Since 1984, she’d been on a leave of absence from WGBH, co-producing an
independent feature film for American Playhouse directed by Jan Egelson
(probably The Little Sister (1986),
which appears in her IMDB listing, although the title is not mentioned in the
book). Becton asked her to read scripts for Joan Wilson, the station’s
Masterpiece Theatre producer at the time, who was dying of cancer. “He’d been
considering me for the job of executive producer of Masterpiece Theatre in the event of her death.”
And
that is how PBS stations worked then and now. It didn’t matter that Eaton had a
very slim track record in drama, for she had the right breeding, the right
bloodlines, the right schools, the right social formation, to do a PBS
job—which, in 1985, was to serve as a glorified go-fer to the Mobil
Corporation, by her account. That is the reason Eaton is able to write, without
apparent embarrassment, that when offered the Masterpiece job, “I was pretty sure I didn’t want it.”
That
is also why Eaton is free to state that she had “disdain” for Masterpiece. She apparently felt superior to proles in commercial
television, as her condescending description implies. That is why Eaton
declares taking the helm of the most prestigious program on American television
at that time “would mean becoming
an administrator, a manager of other people’s work, rather than a ‘creative’
person who actually made programs.”
For Eaton knew, and everyone at PBS knew, that in 1985, Mobil made Masterpiece Theatre programs with its
British partners. WGBH was just a delivery service. She didn’t want the job,
she says, and I believe her. Luckily, her then-husband pressured her to take
the position. When Eaton applied to Henry Becton, she says that she had been
the only person on the station’s shortlist who read The Mill on the Floss.
What does that say about the educational level at an American PBS station
in 1985? Not much.
Eaton’s
remarkable disdain continues to be expressed in her description of meeting Frank
Marshall, a former Xerox speechwriter turned public relations consultant, who
owned the trademark Masterpiece Theatre
at one point (he later turned it over to Mobil, which eventually turned it over
to WGBH). She slams Marshall as a “consigliere” (a Mafia term from The Godfather) to Mobil vice-president
Herb Schmertz; describes his Vermont farmhouse as “in the middle of nowhere;”
goes into detail about how awful she felt to be considered for the Masterpiece job, and links it to her
pregnancy. Now, why would Eaton need to visit the middle of nowhere to see a
corporate consultant—unless the consultant had approval rights for personnel
hires? Eaton’s very story
establishes that Mobil, as sponsor, was running the show for Masterpiece Theatre at WGBH as late as
1985—not Henry Becton, not WGBH, and not PBS. Mobil had right of approval on
personnel.
Which
is why Eaton says that she didn’t want the job of executive producer in the
first place—working for public broadcasting was, among women of a certain class
in America in 1985, “U,” in Nancy Mitford’s terminology. At WGBH, PBS
productions meant documentaries like “Frontline” (although a number of those episodes
reworked British material). PBS was classy because it was “non-commercial.”

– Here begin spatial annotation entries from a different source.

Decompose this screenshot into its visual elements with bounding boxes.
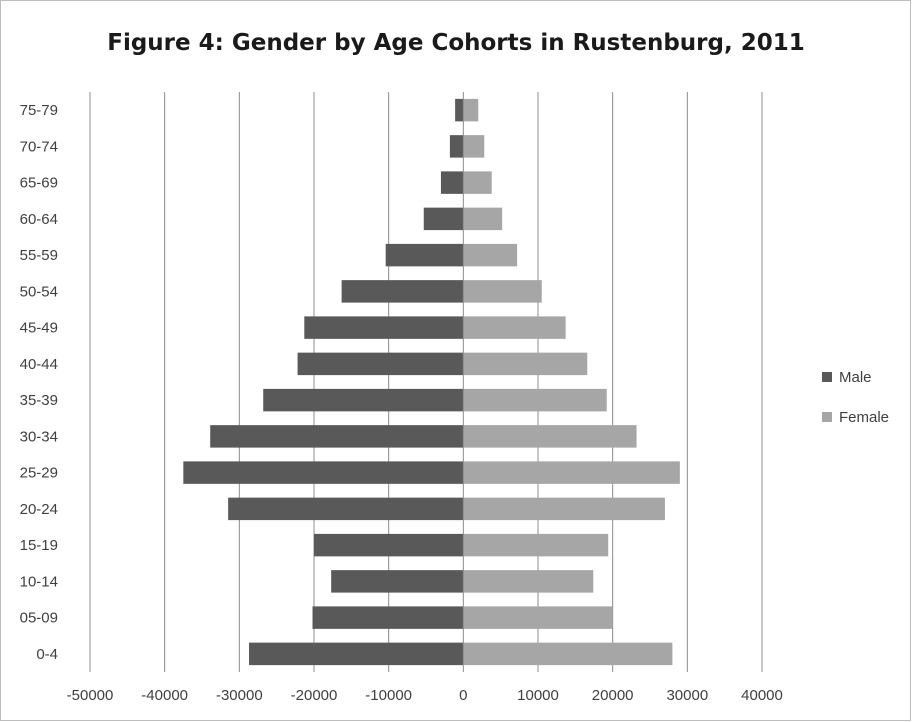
y-tick-label: 25-29: [20, 465, 58, 482]
legend: Male Female: [822, 369, 889, 426]
x-tick-label: 40000: [741, 687, 783, 704]
y-tick-label: 05-09: [20, 610, 58, 627]
y-tick-label: 65-69: [20, 175, 58, 192]
bar-male-60-64: [423, 207, 464, 231]
x-tick-label: -50000: [67, 687, 114, 704]
bar-female-15-19: [463, 533, 609, 557]
bar-male-65-69: [440, 171, 464, 194]
bar-female-50-54: [463, 280, 542, 303]
x-tick-label: -30000: [216, 687, 263, 704]
bar-male-25-29: [183, 461, 464, 484]
bar-male-45-49: [304, 316, 464, 339]
y-tick-label: 60-64: [20, 211, 58, 228]
bar-female-20-24: [463, 497, 665, 521]
bar-male-0-4: [249, 642, 464, 666]
y-tick-label: 30-34: [20, 428, 58, 445]
x-tick-label: -20000: [291, 687, 338, 704]
y-tick-label: 10-14: [20, 573, 58, 590]
bar-male-05-09: [312, 606, 464, 629]
x-tick-label: 10000: [517, 687, 559, 704]
bar-female-45-49: [463, 316, 566, 339]
y-axis-labels: 0-4 05-09 10-14 15-19 20-24 25-29 30-34 35-39 40…: [20, 102, 58, 663]
y-tick-label: 40-44: [20, 356, 58, 373]
bar-female-35-39: [463, 388, 607, 412]
bar-male-35-39: [263, 388, 464, 412]
legend-swatch-female: [822, 412, 832, 422]
bar-female-60-64: [463, 207, 503, 231]
x-axis-labels: -50000 -40000 -30000 -20000 -10000 0 10000 2000…: [67, 687, 783, 704]
bar-female-75-79: [463, 98, 479, 122]
bars: [183, 98, 680, 666]
legend-swatch-male: [822, 372, 832, 382]
chart-title: Figure 4: Gender by Age Cohorts in Ruste…: [107, 30, 805, 56]
y-tick-label: 50-54: [20, 283, 58, 300]
y-tick-label: 75-79: [20, 102, 58, 119]
bar-male-55-59: [385, 243, 464, 267]
bar-male-50-54: [341, 280, 464, 303]
legend-label-male: Male: [839, 369, 872, 386]
bar-male-40-44: [297, 352, 464, 376]
bar-female-30-34: [463, 425, 637, 448]
bar-female-25-29: [463, 461, 680, 484]
y-tick-label: 0-4: [36, 646, 58, 663]
y-tick-label: 35-39: [20, 392, 58, 409]
y-tick-label: 70-74: [20, 138, 58, 155]
legend-label-female: Female: [839, 409, 889, 426]
bar-female-0-4: [463, 642, 673, 666]
bar-male-75-79: [455, 98, 464, 122]
bar-female-10-14: [463, 570, 594, 593]
x-tick-label: 0: [459, 687, 467, 704]
y-tick-label: 15-19: [20, 537, 58, 554]
y-tick-label: 45-49: [20, 320, 58, 337]
bar-male-30-34: [210, 425, 464, 448]
bar-male-15-19: [314, 533, 464, 557]
x-tick-label: -10000: [365, 687, 412, 704]
x-tick-label: -40000: [141, 687, 188, 704]
bar-male-10-14: [331, 570, 464, 593]
bar-female-70-74: [463, 135, 485, 158]
x-tick-label: 20000: [592, 687, 634, 704]
bar-female-05-09: [463, 606, 613, 629]
bar-female-40-44: [463, 352, 588, 376]
x-tick-label: 30000: [666, 687, 708, 704]
y-tick-label: 55-59: [20, 247, 58, 264]
y-tick-label: 20-24: [20, 501, 58, 518]
bar-female-55-59: [463, 243, 518, 267]
bar-male-70-74: [449, 135, 464, 158]
bar-male-20-24: [228, 497, 464, 521]
bar-female-65-69: [463, 171, 492, 194]
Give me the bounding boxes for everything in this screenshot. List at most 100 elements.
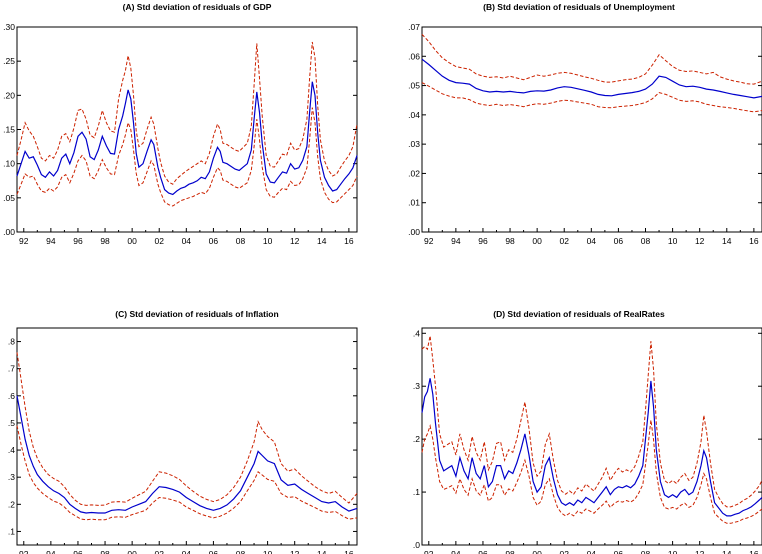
x-tick-label: 00	[127, 549, 137, 554]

Indeed, it was ostensibly above commerce. Such was the legacy of Puritanism in
Boston and at PBS. Indeed, the Boston PBS station’s call letters stand for “God
Bless Harvard,” a Puritan version of the Tetragrammaton. One could not serve
PBS and Mobil, in good conscience; for PBS was doing God’s work, while Mobil
was doing Mammon’s.
Yet Eaton's story of bureaucratic and personal drift and disarray at Masterpiece Theater after Exxon Mobil
discontinued funding in 1994, in what might be called its disassociated state,
evidences that Mobil's corporate sponsorship made possible, and Viking Cruises and Ralph Lauren may continue to insure, that Masterpiece Theatre remains a Masterpiece of American television.
Laurence Jarvik is the author of Masterpiece Theater and the Politics of Quality (Scarecrow Press, 1999).